In case you wonder: Here are the lyrics, with a link in the title to my source:
Strange Fruit

Southern trees bear strange fruit
Blood on the leaves and blood at the root
Black bodies swinging in the southern breeze
Strange fruit hanging from the poplar trees

Pastoral scene of the gallant south
The bulging eyes and the twisted mouth
Scent of magnolias, sweet and fresh
Then the sudden smell of burning flesh

Here is fruit for the crows to pluck
For the rain to gather, for the wind to suck
For the sun to rot, for the trees to drop
Here is a strange and bitter cry
I know the song since the 1960ies, when I first heard it on a record. I did not know there was a live performance and I am glad there is. There also is an interesting brief documentary about it: 'The story behind Billie Holiday's "Strange Fruit"' .

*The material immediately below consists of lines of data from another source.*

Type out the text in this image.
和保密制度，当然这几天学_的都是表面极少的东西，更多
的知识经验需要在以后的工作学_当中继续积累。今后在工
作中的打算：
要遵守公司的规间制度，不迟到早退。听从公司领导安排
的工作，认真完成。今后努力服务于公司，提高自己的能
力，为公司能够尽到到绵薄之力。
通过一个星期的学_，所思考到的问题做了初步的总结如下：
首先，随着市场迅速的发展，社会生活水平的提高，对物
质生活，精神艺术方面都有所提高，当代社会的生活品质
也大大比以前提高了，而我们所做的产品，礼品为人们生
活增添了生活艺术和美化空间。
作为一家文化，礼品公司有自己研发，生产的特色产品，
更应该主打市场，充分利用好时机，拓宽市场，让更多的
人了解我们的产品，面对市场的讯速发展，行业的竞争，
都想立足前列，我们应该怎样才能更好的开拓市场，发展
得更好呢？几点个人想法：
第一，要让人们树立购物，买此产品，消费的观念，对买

Here is another one by Billy Holiday, with some of the great players of jazz:
One reason to show it, for me, is that I like this music, and this is jazz - but in a very much more palatable form than the jazz I was first exposed to in 1965-67, which was mostly freaky sounding music much influenced by hard drugs, that I did not like at all - I mean the music: about its being influenced by hard drugs I then had no idea - which for quite a long time misled me about jazz music.

Finally, an even older song, namely from 1923, unfortunately without video:
This is sung by another black woman with an amazing voice, who also died young.

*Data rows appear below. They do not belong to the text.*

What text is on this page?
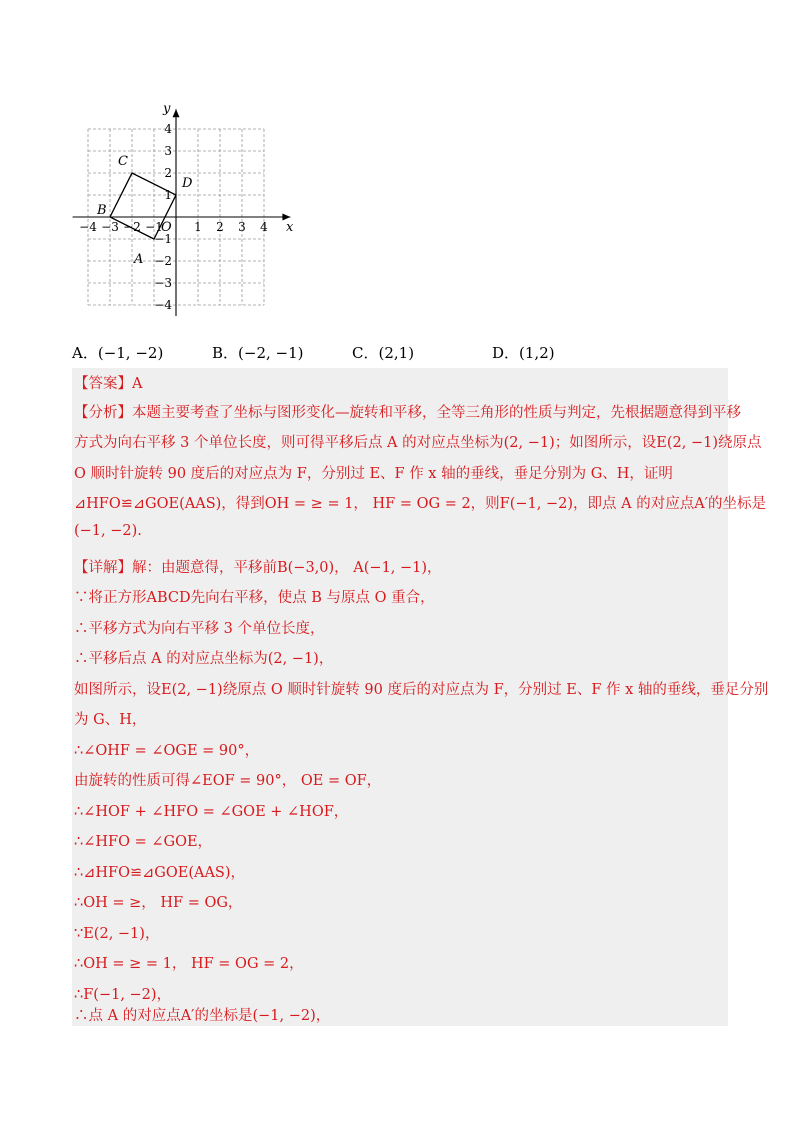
x
y
−4 −3 −2 −1	1 2 3 4
4
3
2
1
−1
−2
−3
−4
O
A
B
C
D
A．(−1, −2)	B．(−2, −1)	C．(2,1)	D．(1,2)
【答案】A
【分析】本题主要考查了坐标与图形变化—旋转和平移，全等三角形的性质与判定，先根据题意得到平移
方式为向右平移 3 个单位长度，则可得平移后点 A 的对应点坐标为(2, −1)；如图所示，设E(2, −1)绕原点
O 顺时针旋转 90 度后的对应点为 F，分别过 E、F 作 x 轴的垂线，垂足分别为 G、H，证明
⊿HFO≌⊿GOE(AAS)，得到OH = ≥ = 1， HF = OG = 2，则F(−1, −2)，即点 A 的对应点A′的坐标是
(−1, −2).
【详解】解：由题意得，平移前B(−3,0)， A(−1, −1)，
∵将正方形ABCD先向右平移，使点 B 与原点 O 重合，
∴平移方式为向右平移 3 个单位长度，
∴平移后点 A 的对应点坐标为(2, −1)，
如图所示，设E(2, −1)绕原点 O 顺时针旋转 90 度后的对应点为 F，分别过 E、F 作 x 轴的垂线，垂足分别
为 G、H，
∴∠OHF = ∠OGE = 90°，
由旋转的性质可得∠EOF = 90°， OE = OF，
∴∠HOF + ∠HFO = ∠GOE + ∠HOF，
∴∠HFO = ∠GOE，
∴⊿HFO≌⊿GOE(AAS)，
∴OH = ≥， HF = OG，
∵E(2, −1)，
∴OH = ≥ = 1， HF = OG = 2，
∴F(−1, −2)，
∴点 A 的对应点A′的坐标是(−1, −2)，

One reason to list this last song here is that I like it, and that I first heard it in the 1960ies; another reason is that people with ME/CFS should be able to recognize the sentiments: "So it goes..."

The lyrics follow, with a link to the place I found them, but with two corrections by me, and the remark that the lyrics seem to have been Betty Smith's - they surely are not Eric Clapton's or Nina Simone's, to whom I have also seen them attributed:
Nobody knows you when you down and out

Once I lived the life of a millionaire,
spending my money, I didn't care
I carried my friends out for a good time,
buying bootleg liquor, champagne and wine

When I began to fall so low,
I didn't have a friend, and no place to go
So if I ever get my hand on a dollar again,
I'm gonna hold on to it till them eagle's grin

Nobody knows you when you down and out
In my pocket not one penny,
and my friends I haven't any
But if I ever get on my feet again,
then I'll meet my long lost friend
It's mighty strange, without a doubt
Nobody knows you when you down and out
I mean when you down and out

Mmmmm, when you're down and out,
mmmmm, not one penny
And my friends I haven't any,
mmmmm, well I felt so low
Nobody wants me round their door,
mmmmm, without a doubt,
No man can use you when you down and out
I mean when you down and out
3. More updating

As I said yesterday, I still have to finish the updating of Nederlog. I'll do my best, but probably will not be able to finish it today. When I have finished, I will mention it in Nederlog.


Maarten Maartensz

P.S. My eye problems

There will be a new PS, probably with another name. In any case, the eye problems are diagnosed
as keratoconjunctivitis sicca, quite possibly as a part of Sjoegren's syndrome, which is a fairly common complication of ME/CFS, but also exists independently from ME/CFS.

[*] And let me make "an elitarian remark", that is directed at the few with good brains: If your IQ is over 130 or 140 - if you really are 1 in a 100 or 1 in a 1000 or better as regards intellectual abilities - and you are interested in exercising your mind, do not get taken in by the judgments of those who surround you, for those who are not as intelligent as you are do not have your interests, and indeed are likely to lack the ability to fairly and properly judge the intellectually best.

To make up your own mind on the great books the least you have to do is to try to read them - and this also may need some preparation, that may need some time to acquire, and that also may require a certain age. Thus, I only started to read the great historians - Herodotus, Thucydides, Machiavelli, Gibbon, Burckhardt - in my thirties, as I lacked the patience and background knowledge to do that properly in my early twenties.

                  PS: Any necessary corrections have to be made later.